This week the EPA celebrates its 40th birthday. In honor of the occasion, they’ve launched a dedicated website called EPA@40, and it’s head, Lisa Jackson, will take off on a week-long party circuit designed to “highlight the impact of [the EPA’s] efforts to clean up the air Americans breathe and the water they drink and the communities they live in” as well as her agency’s crusade to attend to “the unfinished business of the environmental movement.”
What started as a way to help the government respond to environmental disasters and spread conservation awareness, however, has metastasized into a bloated, over-reaching disaster of it’s own, championing extensive governmental intervention, curbing freedoms and, most recently, costing hard-working Americans their jobs, all in the name of preserving the environment.
In the midst of an economic downturn, the EPA will once again retool it’s famous, founding Clean Air Act, rewriting the historical legislation to suit Obama’s own bureaucratic needs to reduce greenhouse gas emissions by 20% by 2020. Sounds fantastic, right? Well, it’ll have a devastating effect on the private sector:
Achieving that level of reduction in greenhouse gases won’t be easy or cheap. This immense new burden on the private sector comes at precisely the wrong time for an economy still struggling to create new jobs and reduce near double-digit unemployment…The cost estimates are indeed staggering, according to an econometric study by the Manufacturers Alliance that projects more than 7.3 million lost jobs by 2020. The hardest-hit states include Texas, which would lose 1.7 million jobs, and Louisiana, with 938,000 positions lost. Others include California (846,000), Illinois (396,000) and Pennsylvania (351,000). Total losses would reduce the nation’s gross domestic product by $1.7 trillion, according to the Manufacturers Alliance.”

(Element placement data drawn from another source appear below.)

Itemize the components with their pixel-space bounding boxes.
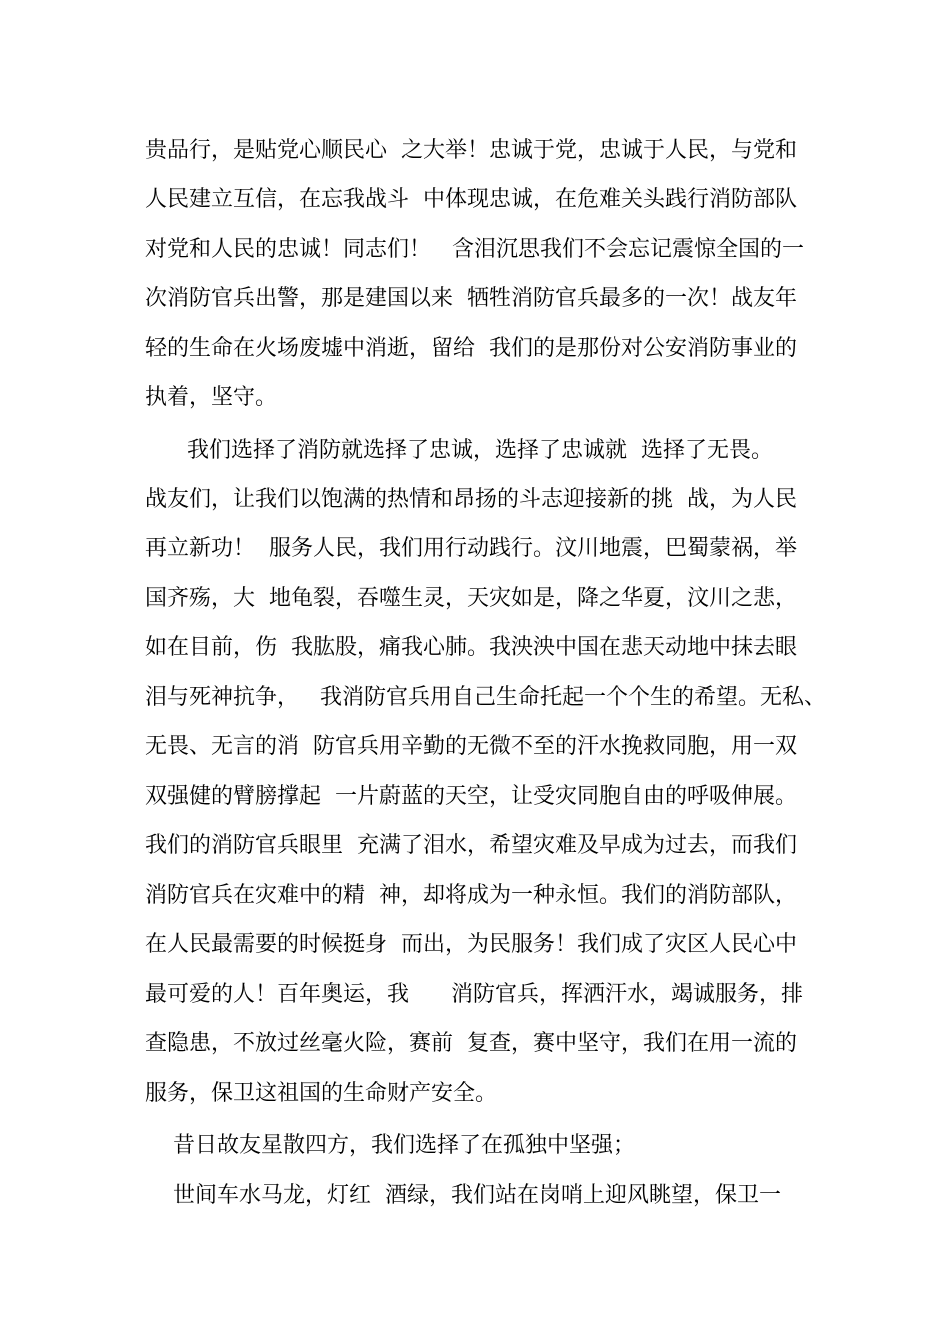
text-line: 再立新功！ 服务人民，我们用行动践行。汶川地震，巴蜀蒙祸，举 bbox=[145, 536, 797, 561]
text-line: 贵品行，是贴党心顺民心 之大举！忠诚于党，忠诚于人民，与党和 bbox=[145, 138, 797, 163]
text-line: 无畏、无言的消 防官兵用辛勤的无微不至的汗水挽救同胞，用一双 bbox=[145, 734, 797, 759]
text-line: 最可爱的人！百年奥运，我 消防官兵，挥洒汗水，竭诚服务，排 bbox=[145, 982, 803, 1007]
text-line: 昔日故友星散四方，我们选择了在孤独中坚强； bbox=[145, 1133, 635, 1158]
text-line: 执着，坚守。 bbox=[145, 385, 278, 410]
text-line: 对党和人民的忠诚！同志们！ 含泪沉思我们不会忘记震惊全国的一 bbox=[145, 237, 804, 262]
text-line: 我们的消防官兵眼里 充满了泪水，希望灾难及早成为过去，而我们 bbox=[145, 833, 797, 858]
text-line: 消防官兵在灾难中的精 神，却将成为一种永恒。我们的消防部队， bbox=[145, 883, 797, 908]
text-line: 轻的生命在火场废墟中消逝，留给 我们的是那份对公安消防事业的 bbox=[145, 336, 797, 361]
text-line: 国齐殇，大 地龟裂，吞噬生灵，天灾如是，降之华夏，汶川之悲， bbox=[145, 586, 797, 611]
text-line: 战友们，让我们以饱满的热情和昂扬的斗志迎接新的挑 战，为人民 bbox=[145, 487, 797, 512]
text-line: 次消防官兵出警，那是建国以来 牺牲消防官兵最多的一次！战友年 bbox=[145, 286, 797, 311]
text-line: 泪与死神抗争， 我消防官兵用自己生命托起一个个生的希望。无私、 bbox=[145, 685, 826, 710]
text-line: 我们选择了消防就选择了忠诚，选择了忠诚就 选择了无畏。 bbox=[145, 438, 773, 463]
text-line: 服务，保卫这祖国的生命财产安全。 bbox=[145, 1081, 498, 1106]
text-line: 人民建立互信，在忘我战斗 中体现忠诚，在危难关头践行消防部队 bbox=[145, 187, 797, 212]
text-line: 在人民最需要的时候挺身 而出，为民服务！我们成了灾区人民心中 bbox=[145, 932, 797, 957]
text-line: 双强健的臂膀撑起 一片蔚蓝的天空，让受灾同胞自由的呼吸伸展。 bbox=[145, 784, 797, 809]
text-line: 查隐患，不放过丝毫火险，赛前 复查，赛中坚守，我们在用一流的 bbox=[145, 1031, 797, 1056]
text-line: 如在目前，伤 我肱股，痛我心肺。我泱泱中国在悲天动地中抹去眼 bbox=[145, 635, 797, 660]
text-line: 世间车水马龙，灯红 酒绿，我们站在岗哨上迎风眺望，保卫一 bbox=[145, 1183, 781, 1208]
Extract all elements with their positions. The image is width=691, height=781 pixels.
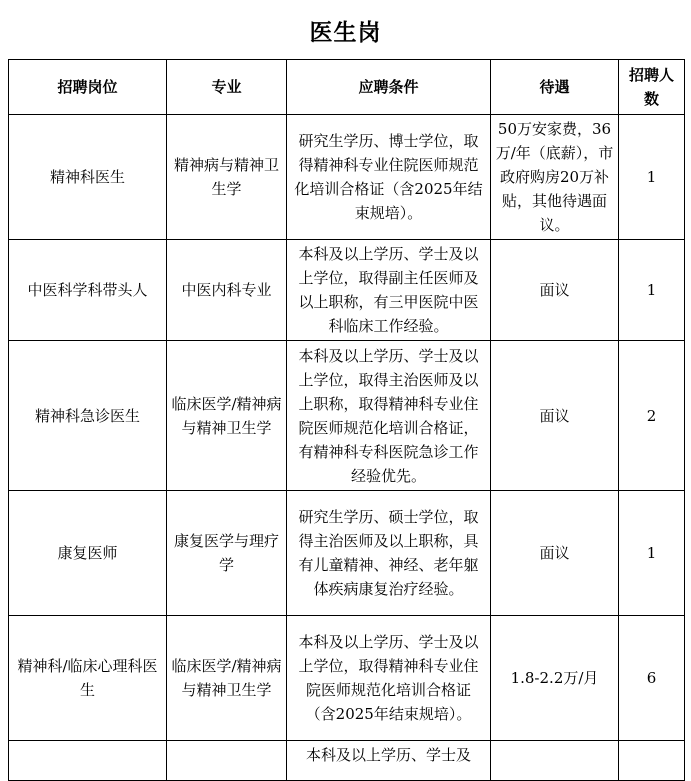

Of course, these new standards wouldn’t just affect isolated industries or particular states.
The cost of energy and production would increase across the board, raising the prices of goods.
And that’s only one instance. Under Lisa Jackson’s watchful eye, the EPA has taken arbitrary action after arbitrary action. Last month, an EPA official urged his agency to revoke an already-approved permit for America’s largest mountain-top coal mine, after the permit had already been given and after a three-year process where the mine’s administrators repeatedly caved to changing EPA demands.
But, of course, coal has always been the enemy of the EPA, no matter how clean the energy production gets – and mountaintop mining is an incredibly clean form of energy production. It’s how the EPA has started treating everyone else that’s causing real problems. With Cap-and-Trade on the chopping block, the EPA and the Obama Administration are working together to find ways to punish industries with climate change legislation.
But, as President Barack Obama commented, there is more than one way to skin a cat when it comes to climate change legislation. He and Reid know the failure of cap and trade in Congress is immaterial.
Officials at the Environmental Protection Agency already have revealed plans to use the their statutory power to enforce greenhouse gas limits, perhaps harsher than those in the cap-and-trade bill. That would be devastating…
The new “tailoring rule” on greenhouse gases – which caps greenhouse gas emissions on what the EPA belives are the “worst” polluters – will affect thousands of jobs nationwide. One study concluded that the EPA’s decision to enforce caps on greenhouse gasses without the approval of Congress will cost nearly one million jobs. The new regulations are threatening to put entire industries out of business, industries like biomass production, refusing to carve out exceptions to greenhouse gas emissions standards, what most consider to be a carbon-neutral form of energy production, and potentially costing thousands of jobs in the Northeast and Pacific Northwest.
So while the EPA takes a victory lap in honor of it’s 40th birthday, they’ll be giving the birthday gift to Americans – an economy that refuses to recover, nearly a million lost jobs, brand new government regulations, and dying industries all in the name of environmental protection.